Number of Tweets: 344



### Most important part, collecting the important information

Making a list(info) which contains all information related to the text, date and time of tweet, number of likes, no. of retweets and number of images present

- If the tweet is a retweet, make the datapoint to the original tweet. 
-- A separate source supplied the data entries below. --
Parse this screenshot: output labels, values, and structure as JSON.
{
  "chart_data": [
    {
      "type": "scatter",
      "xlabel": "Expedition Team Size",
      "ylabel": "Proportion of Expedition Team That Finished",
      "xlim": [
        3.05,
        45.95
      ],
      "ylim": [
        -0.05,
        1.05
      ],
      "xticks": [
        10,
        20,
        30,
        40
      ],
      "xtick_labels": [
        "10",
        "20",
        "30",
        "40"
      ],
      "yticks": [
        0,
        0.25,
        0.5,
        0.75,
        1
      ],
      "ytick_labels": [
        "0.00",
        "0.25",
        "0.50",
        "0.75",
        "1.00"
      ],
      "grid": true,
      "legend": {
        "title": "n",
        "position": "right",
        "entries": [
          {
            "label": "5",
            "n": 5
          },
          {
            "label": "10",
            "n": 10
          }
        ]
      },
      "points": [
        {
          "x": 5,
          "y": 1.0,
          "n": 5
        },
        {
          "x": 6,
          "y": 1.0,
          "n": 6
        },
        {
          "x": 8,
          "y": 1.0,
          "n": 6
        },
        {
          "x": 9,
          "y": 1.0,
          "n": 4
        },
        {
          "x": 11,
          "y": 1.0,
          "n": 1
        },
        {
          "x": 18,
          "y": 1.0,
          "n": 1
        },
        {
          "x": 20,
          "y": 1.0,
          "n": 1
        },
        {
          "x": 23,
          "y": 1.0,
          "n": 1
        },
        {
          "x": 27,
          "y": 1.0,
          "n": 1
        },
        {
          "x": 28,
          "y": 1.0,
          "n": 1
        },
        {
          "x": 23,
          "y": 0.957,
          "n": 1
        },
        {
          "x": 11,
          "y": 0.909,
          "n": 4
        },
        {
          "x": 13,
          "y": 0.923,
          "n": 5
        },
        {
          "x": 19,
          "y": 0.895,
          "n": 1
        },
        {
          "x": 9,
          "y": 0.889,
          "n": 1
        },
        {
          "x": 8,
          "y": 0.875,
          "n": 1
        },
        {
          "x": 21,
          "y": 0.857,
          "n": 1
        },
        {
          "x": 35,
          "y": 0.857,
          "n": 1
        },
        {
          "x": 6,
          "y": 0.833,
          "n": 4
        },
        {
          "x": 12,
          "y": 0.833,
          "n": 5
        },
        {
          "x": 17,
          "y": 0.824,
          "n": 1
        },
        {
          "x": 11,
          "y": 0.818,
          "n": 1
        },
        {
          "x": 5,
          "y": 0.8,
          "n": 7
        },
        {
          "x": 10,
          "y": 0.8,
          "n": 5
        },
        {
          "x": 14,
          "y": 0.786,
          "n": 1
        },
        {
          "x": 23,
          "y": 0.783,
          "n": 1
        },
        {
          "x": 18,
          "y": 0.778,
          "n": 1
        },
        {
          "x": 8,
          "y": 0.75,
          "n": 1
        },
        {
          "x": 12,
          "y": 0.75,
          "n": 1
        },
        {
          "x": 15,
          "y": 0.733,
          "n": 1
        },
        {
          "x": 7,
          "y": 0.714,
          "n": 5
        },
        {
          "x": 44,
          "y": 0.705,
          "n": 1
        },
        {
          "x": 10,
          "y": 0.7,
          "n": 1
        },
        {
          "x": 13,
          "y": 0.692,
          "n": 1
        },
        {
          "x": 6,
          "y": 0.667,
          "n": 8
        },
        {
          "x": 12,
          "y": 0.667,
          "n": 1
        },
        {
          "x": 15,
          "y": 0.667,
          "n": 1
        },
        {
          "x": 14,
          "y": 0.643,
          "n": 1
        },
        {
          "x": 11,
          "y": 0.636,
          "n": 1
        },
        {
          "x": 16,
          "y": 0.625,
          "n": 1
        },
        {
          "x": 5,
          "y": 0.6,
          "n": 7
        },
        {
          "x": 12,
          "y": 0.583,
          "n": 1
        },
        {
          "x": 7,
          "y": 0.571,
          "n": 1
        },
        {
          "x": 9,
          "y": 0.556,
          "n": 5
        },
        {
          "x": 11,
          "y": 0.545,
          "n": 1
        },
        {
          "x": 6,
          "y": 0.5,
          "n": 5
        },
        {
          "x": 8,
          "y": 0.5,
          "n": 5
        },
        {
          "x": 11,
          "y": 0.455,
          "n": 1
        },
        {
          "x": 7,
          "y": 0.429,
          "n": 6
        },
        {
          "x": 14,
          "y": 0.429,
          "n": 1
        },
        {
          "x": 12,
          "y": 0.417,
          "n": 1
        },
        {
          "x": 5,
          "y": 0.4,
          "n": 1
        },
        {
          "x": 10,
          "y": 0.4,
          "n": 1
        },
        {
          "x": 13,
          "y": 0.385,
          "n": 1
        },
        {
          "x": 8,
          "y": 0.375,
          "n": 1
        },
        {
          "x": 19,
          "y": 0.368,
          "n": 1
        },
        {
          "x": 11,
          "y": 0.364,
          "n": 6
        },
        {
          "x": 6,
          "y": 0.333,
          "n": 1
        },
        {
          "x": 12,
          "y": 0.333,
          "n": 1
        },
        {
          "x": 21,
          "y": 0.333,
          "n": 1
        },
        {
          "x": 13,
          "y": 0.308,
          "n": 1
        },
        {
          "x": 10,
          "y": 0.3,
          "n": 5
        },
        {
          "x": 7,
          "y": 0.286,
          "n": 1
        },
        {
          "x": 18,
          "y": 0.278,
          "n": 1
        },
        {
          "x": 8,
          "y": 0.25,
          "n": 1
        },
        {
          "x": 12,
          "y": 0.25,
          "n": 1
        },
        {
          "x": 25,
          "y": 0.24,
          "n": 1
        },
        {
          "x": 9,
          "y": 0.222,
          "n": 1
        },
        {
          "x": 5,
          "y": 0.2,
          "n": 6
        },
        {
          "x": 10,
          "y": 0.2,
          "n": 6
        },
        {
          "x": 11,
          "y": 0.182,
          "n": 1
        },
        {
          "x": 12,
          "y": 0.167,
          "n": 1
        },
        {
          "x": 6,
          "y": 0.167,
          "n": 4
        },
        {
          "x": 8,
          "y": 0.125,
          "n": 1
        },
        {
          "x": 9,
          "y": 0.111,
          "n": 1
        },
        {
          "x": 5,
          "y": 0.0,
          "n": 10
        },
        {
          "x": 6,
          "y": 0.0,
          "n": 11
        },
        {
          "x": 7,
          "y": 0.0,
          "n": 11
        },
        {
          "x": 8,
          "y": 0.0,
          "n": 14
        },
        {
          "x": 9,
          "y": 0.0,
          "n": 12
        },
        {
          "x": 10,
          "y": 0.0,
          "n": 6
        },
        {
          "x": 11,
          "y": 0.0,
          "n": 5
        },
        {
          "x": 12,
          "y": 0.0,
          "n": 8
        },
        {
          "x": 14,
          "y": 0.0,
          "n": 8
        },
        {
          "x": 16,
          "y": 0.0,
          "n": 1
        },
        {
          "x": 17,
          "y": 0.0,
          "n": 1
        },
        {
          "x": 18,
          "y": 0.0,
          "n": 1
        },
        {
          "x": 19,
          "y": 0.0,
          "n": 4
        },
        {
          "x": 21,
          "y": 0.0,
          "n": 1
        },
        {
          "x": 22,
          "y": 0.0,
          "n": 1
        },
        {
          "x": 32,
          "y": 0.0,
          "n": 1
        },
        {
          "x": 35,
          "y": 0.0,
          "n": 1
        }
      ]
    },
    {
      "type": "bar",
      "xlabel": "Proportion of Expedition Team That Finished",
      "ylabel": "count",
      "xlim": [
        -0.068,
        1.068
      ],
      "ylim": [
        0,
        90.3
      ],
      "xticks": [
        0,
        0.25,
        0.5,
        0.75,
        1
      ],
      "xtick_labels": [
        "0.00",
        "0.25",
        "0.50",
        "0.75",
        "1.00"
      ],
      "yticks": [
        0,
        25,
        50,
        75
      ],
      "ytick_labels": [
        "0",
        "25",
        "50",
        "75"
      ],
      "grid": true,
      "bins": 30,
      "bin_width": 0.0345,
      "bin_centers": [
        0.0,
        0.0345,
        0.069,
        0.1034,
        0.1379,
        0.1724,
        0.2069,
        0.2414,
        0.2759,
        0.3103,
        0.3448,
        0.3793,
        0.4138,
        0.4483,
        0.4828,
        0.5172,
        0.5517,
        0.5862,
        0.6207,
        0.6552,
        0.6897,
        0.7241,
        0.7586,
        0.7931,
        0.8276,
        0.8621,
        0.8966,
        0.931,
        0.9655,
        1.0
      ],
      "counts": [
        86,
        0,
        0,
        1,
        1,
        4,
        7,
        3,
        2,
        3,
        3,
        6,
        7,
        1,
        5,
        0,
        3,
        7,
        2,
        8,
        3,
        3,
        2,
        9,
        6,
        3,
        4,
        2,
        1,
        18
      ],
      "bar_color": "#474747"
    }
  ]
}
- To extract and count the number of images/photos, I have used 'extended_entities' key for media. (Given in Twitter Developer Doc)
https://developer.twitter.com/en/docs/tweets/data-dictionary/overview/extended-entities-object)
    
- From the output.jsonl file, we see that the text, time/date of tweet, number of likes, number of retweets can all be extracted using ['text'], ['created_at'], ['favourite_count'], ['retweet_count'] options

-
- Naming the columns for the table accordingly 

In [39]:
info = []
for datatweet in data:
    try:
        datatweet = datatweet['retweeted_status']
    except KeyError:
        pass
    
    try:
        image_count = sum(m['type'] in ('photo') for m in datatweet['extended_entities']['media'])
    except KeyError:
        image_count = "None"
    
    # create the entry with the required information
    entry = {
        'Text': datatweet['text'], 
        'Date and Time of Tweet': datatweet['created_at'], 
        'No. of favorites/likes': datatweet['favorite_count'], 
        'No. of retweets': datatweet['retweet_count'], 
        'No. of images present': image_count 
    }
    
    # save the entry
    info.append(entry)

print(f"Number of Entries: {len(info)}\n")

Number of Entries: 344



### Displaying the information in the table using DataFrame by Pandas


In [40]:
df = pd.DataFrame.from_dict(info, orient='columns')
df

Unnamed: 0,Date and Time of Tweet,No. of favorites/likes,No. of images present,No. of retweets,Text
0,Wed Apr 10 09:01:29 +0000 2019,0,,0,Clarification: Our earlier post which indicate...
1,Wed Apr 10 04:28:24 +0000 2019,3,,1,Applications open for MTech (CB) through JNU C...
2,Tue Apr 09 09:03:12 +0000 2019,60,,14,We are delighted to share that IIIT-Delhi is r...
3,Mon Apr 08 20:10:01 +0000 2019,99,,36,"Professor Jelani Nelson founded AddisCoder, a ..."
4,Mon Apr 08 17:35:00 +0000 2019,38,,17,For anyone interested in submitting to EMNLP 2...
5,Mon Mar 18 06:40:38 +0000 2019,20,,15,Announcing the 2019 MediaEval multimedia tasks...
6,Mon Apr 08 07:08:12 +0000 2019,18,,2,"Many Congratulations to @midasIIITD student, S..."
7,Mon Apr 08 03:27:42 +0000 2019,5,,0,@midasIIITD thanks all students who have appea...
8,Sun Apr 07 14:17:29 +0000 2019,0,,0,"@himanchalchandr Meanwhile, complete CV/NLP ta..."
9,Sun Apr 07 14:17:09 +0000 2019,0,,0,@sayangdipto123 Submit as per the guideline ag...